We didn't mean to kidnap one of the guys. It kind of, sort of happened that way. But now he's tied up in our hotel room. And the worst part of all, it's Rupert P. All four members of The Ruperts might have the same first name, but they couldn't be more different. And Rupert P. is the biggest flop out of the whole group.
We didn't mean to hold hostage a member of The Ruperts, I swear. At least, I didn't. We are fans. Okay, superfans who spend all of our free time tweeting about the boys and updating our fan tumblrs. But so what, that's what you do when you love a group so much it hurts.
How did it get this far? Who knows. I mean midterms are coming up. I really do not have time to go to hell.
Hmmm... This book. I didn't quite "get" this book.
We have fangirls. This particular group of fangirls are obsessed with a boy band called The Ruperts - aptly named because each of the members share the name Rupert. The Ruperts are going to be hosting a Thanksgiving special in New York City, and our fangirls have decided to reserve a room in the same hotel with the hopes of running into them. And they do. Well, they run into one of them. Literally. Then there is a kidnapping. And things get out of control very, very quickly.
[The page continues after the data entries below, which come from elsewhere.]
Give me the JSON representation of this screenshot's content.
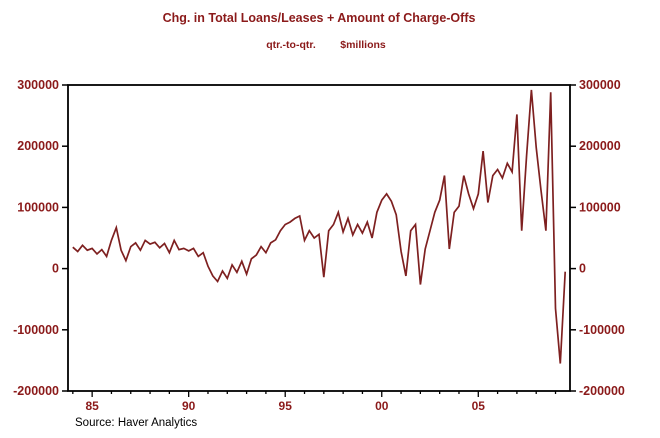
{
  "header": {
    "title": "Chg. in Total Loans/Leases + Amount of Charge-Offs",
    "subtitle_left": "qtr.-to-qtr.",
    "subtitle_right": "$millions"
  },
  "footer": {
    "source": "Source: Haver Analytics"
  },
  "colors": {
    "line": "#7E2020",
    "labels": "#8B1A1A",
    "frame": "#000000",
    "background": "#ffffff"
  },
  "chart_data": {
    "type": "line",
    "title": "Chg. in Total Loans/Leases + Amount of Charge-Offs",
    "subtitle": "qtr.-to-qtr.  $millions",
    "xlabel": "",
    "ylabel": "$millions",
    "grid": false,
    "legend": null,
    "xlim": [
      1983.75,
      2009.75
    ],
    "ylim": [
      -200000,
      300000
    ],
    "y_ticks": [
      -200000,
      -100000,
      0,
      100000,
      200000,
      300000
    ],
    "y_tick_labels": [
      "-200000",
      "-100000",
      "0",
      "100000",
      "200000",
      "300000"
    ],
    "x_tick_years": [
      1985,
      1990,
      1995,
      2000,
      2005
    ],
    "x_tick_labels": [
      "85",
      "90",
      "95",
      "00",
      "05"
    ],
    "x_start": 1984.0,
    "x_step": 0.25,
    "values": [
      35000,
      28000,
      38000,
      30000,
      33000,
      24000,
      31000,
      20000,
      46000,
      67000,
      30000,
      13000,
      36000,
      42000,
      30000,
      46000,
      40000,
      43000,
      34000,
      41000,
      26000,
      46000,
      31000,
      33000,
      29000,
      33000,
      20000,
      26000,
      4000,
      -12000,
      -21000,
      -4000,
      -16000,
      6000,
      -6000,
      12000,
      -9000,
      16000,
      22000,
      36000,
      26000,
      42000,
      47000,
      62000,
      72000,
      76000,
      82000,
      86000,
      46000,
      62000,
      50000,
      56000,
      -14000,
      62000,
      72000,
      92000,
      60000,
      82000,
      55000,
      72000,
      58000,
      76000,
      50000,
      92000,
      112000,
      122000,
      110000,
      88000,
      28000,
      -12000,
      62000,
      72000,
      -26000,
      32000,
      62000,
      92000,
      112000,
      152000,
      32000,
      92000,
      102000,
      152000,
      122000,
      98000,
      122000,
      192000,
      108000,
      152000,
      162000,
      148000,
      172000,
      158000,
      252000,
      62000,
      185000,
      292000,
      198000,
      128000,
      62000,
      288000,
      -65000,
      -155000,
      -5000
    ]
  }
}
The premise sounds fun. Yes. Once upon a time I enjoyed a good boy band. I grew up in the era of New Kids On the Block and later The Backstreet Boys and N'Sync. I maybe might have gone to their concerts, but I didn't own any t-shirts, or posters, or dolls. I was not a fangirl, but I knew them. They were a bit crazy, but were generally harmless young women who had vivid imaginations.
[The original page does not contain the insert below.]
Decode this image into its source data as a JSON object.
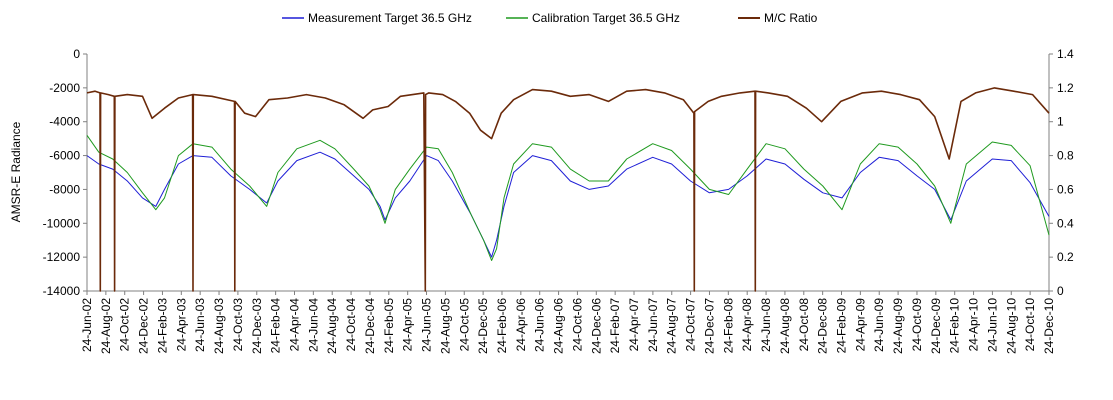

But this book was not depicting those girls. Is it satire? A tongue and cheek commentary on fandom? I can't tell. I feel like it was meant to be funny, but I was more disgusted than amused. I would have even preferred the characters to be stereotyped into the girls I knew. At times Moldavsky tried, describing each of the girls and why they liked a particular boy, but in order for that to work it would have had to be exaggerated. Instead, we have morally depraved young girls who take no responsibility for their actions. There's also a bit of fat shaming which is uncomfortable and unresolved and an ending that left me unsatisfied.
The thing is, I liked the voice of the book. Not the narrator, but the voice. It was conversational and familiar. The audiobook reader did an excellent job bringing that to life, not "reading" the book but telling the listener a story. Moldavsky has talent, but this was just not the story for me.
It has stayed with me though. I have talked to others about it. Ranted about it. Vented about it. And I've gone back and read reviews to see if I was alone in my assessment. In that, Moldavsky has succeeded.
I'd love to hear your thoughts. Check it out from your library and let me know what you think.
Well shoot, now I have a Backstreet Boys song in my head. "You are, my fire. The one, desire. Believe, when I say, I want it that way."